Unfortunately for the powerful, the plight of the biblical Job is a story with perennial resonance. A man seemingly rich in the gifts life has to offer, happy and blessed, finds himself — unjustly, from his perspective — bereft. Protected and apparently invincible one day, he is buffeted as God turns his back on his former beloved, producing rage, confusion and self-pity. In the history of the American presidency, reversal happens time and time again: Lyndon Johnson declining to run four years after his landslide victory in 1964, George H. W. Bush losing re-election after winning the Persian Gulf war of 1991, Bill Clinton in the 1994 midterms, and now Barack Obama.
If you want to say that Obama is suffering innocently, in ways that might make one wonder if there is a God or if he's paying attention, say so! If not, then don't trivialize with "unjustly, from his perspective," let alone framing it as a warning to all who enjoy power, whether justly or not. Our own perspective may be all we have, but Job offers more than Job's perspective on the matter. God isn't just unpredictable in an amoral grandeur, allowing the just to suffer with the unjust (Job's accusation at 7:22). In some way, justice is factored into God's grandeur, though not in ways we can fathom (Job's conclusion in 42). Job insists that justice be part of our thinking about power and prosperity, not that it is - however regrettably - irrelevant to it. But not if the theophany is explained:
This is how Dick Cheney's vision of unfettered executive power might sound if rendered in ancient Hebrew verse: The Unilateralist in the Whirlwind.
Meacham essentially reads Job as consonant with Ecclesiastes. I suppose this is something which a publication of the three translations as a single book might lead one to do. Job is Part I, raising questions but providing no satisfying answers. Proverbs, Part II, well - the less said of it the better (Meacham doesn't mention it.) And then, providing what closure is available, is the cynicism of Part III, Qohelet, and the somewhat ressentiment-driven hope which arises from it:
The Wisdom books force readers to face uncomfortable truths. ... The texts make for illuminating reading in a season of widespread economic pain and political upheaval.
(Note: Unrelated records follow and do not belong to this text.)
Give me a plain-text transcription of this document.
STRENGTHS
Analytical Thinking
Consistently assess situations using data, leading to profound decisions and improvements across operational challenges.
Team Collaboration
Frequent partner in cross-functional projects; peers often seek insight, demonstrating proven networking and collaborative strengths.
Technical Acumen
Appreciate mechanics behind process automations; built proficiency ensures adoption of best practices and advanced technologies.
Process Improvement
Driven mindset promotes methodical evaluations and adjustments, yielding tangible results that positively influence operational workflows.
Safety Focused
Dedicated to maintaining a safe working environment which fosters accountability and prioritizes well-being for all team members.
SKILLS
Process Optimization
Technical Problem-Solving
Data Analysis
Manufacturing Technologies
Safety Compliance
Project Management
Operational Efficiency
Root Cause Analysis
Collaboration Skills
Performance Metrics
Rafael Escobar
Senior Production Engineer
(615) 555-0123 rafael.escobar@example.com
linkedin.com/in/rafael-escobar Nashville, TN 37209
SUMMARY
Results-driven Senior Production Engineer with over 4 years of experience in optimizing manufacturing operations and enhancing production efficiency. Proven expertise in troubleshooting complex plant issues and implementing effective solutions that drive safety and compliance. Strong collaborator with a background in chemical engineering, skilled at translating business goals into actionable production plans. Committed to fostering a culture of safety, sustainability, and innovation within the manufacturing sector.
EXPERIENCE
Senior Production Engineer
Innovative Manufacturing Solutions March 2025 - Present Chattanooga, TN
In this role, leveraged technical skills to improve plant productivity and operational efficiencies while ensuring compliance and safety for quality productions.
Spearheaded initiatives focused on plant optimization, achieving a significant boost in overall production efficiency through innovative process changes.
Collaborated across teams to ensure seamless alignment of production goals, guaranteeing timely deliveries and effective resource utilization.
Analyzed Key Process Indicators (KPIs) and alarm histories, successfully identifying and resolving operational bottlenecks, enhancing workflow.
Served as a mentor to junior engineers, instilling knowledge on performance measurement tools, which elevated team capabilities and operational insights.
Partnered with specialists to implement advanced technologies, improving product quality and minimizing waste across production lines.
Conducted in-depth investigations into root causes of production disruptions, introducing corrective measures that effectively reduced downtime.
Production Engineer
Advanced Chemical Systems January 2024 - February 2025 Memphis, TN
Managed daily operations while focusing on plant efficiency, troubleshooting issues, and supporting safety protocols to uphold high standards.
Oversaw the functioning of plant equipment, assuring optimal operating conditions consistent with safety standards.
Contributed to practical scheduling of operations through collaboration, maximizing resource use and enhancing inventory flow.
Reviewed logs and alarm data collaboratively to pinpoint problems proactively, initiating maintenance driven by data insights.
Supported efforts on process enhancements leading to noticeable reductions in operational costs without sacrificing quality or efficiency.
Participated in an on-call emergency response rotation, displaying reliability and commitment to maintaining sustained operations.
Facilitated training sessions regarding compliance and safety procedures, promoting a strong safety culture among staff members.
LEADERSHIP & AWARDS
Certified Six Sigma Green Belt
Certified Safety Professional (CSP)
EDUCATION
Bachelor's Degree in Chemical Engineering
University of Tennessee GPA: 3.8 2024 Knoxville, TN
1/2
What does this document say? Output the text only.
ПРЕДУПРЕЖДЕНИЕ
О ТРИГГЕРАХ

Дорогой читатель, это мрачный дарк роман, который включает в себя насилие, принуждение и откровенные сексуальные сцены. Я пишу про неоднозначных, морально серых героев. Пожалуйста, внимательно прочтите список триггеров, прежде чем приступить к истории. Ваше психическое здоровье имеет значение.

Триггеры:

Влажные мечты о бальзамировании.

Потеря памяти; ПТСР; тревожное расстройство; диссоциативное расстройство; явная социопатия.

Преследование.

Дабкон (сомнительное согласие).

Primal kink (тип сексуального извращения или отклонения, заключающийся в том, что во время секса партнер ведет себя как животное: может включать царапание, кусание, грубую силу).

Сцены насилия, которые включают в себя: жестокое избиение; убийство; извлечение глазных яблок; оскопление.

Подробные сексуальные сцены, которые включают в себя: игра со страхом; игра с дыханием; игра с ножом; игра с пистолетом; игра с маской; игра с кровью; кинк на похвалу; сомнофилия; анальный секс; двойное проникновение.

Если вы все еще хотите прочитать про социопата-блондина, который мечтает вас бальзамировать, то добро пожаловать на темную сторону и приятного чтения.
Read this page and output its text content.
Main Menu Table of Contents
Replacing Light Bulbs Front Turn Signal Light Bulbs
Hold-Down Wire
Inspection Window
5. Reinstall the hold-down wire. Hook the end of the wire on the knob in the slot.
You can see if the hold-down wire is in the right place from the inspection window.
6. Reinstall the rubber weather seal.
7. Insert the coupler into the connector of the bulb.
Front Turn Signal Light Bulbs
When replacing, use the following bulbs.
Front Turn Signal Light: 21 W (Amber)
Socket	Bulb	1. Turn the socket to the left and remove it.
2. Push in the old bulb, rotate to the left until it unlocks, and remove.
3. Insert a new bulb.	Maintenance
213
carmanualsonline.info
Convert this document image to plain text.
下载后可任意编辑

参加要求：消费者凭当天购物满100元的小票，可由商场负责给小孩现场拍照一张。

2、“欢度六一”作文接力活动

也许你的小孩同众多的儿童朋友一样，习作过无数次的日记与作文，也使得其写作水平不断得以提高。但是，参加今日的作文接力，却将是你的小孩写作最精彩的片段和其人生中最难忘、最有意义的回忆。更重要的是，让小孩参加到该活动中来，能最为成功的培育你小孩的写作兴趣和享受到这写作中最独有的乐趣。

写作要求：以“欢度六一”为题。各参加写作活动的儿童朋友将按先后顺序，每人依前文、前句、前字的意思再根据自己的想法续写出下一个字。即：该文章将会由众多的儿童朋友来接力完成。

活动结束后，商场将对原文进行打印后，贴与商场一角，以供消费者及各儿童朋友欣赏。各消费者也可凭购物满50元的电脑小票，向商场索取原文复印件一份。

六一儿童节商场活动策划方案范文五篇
They should assuage the gloom of the defeated and temper the joy of the victors. ... ... And yet, and yet. All is not lost, which should give the president some hope amid the shadows, and should keep the Republicans from thinking that their own course will now be unimpeded. “And I saw that wisdom surpasses folly as light surpasses darkness,” says Ecclesiastes. “The wise man has eyes in his head, and the fool goes in darkness.” The world will never bend itself totally to our purposes, but Job’s example offers us some hope: endure in tribulation, and perhaps all may be well.
I doubt it was Alter's intention to allow Ecclesiastes to gloss Job.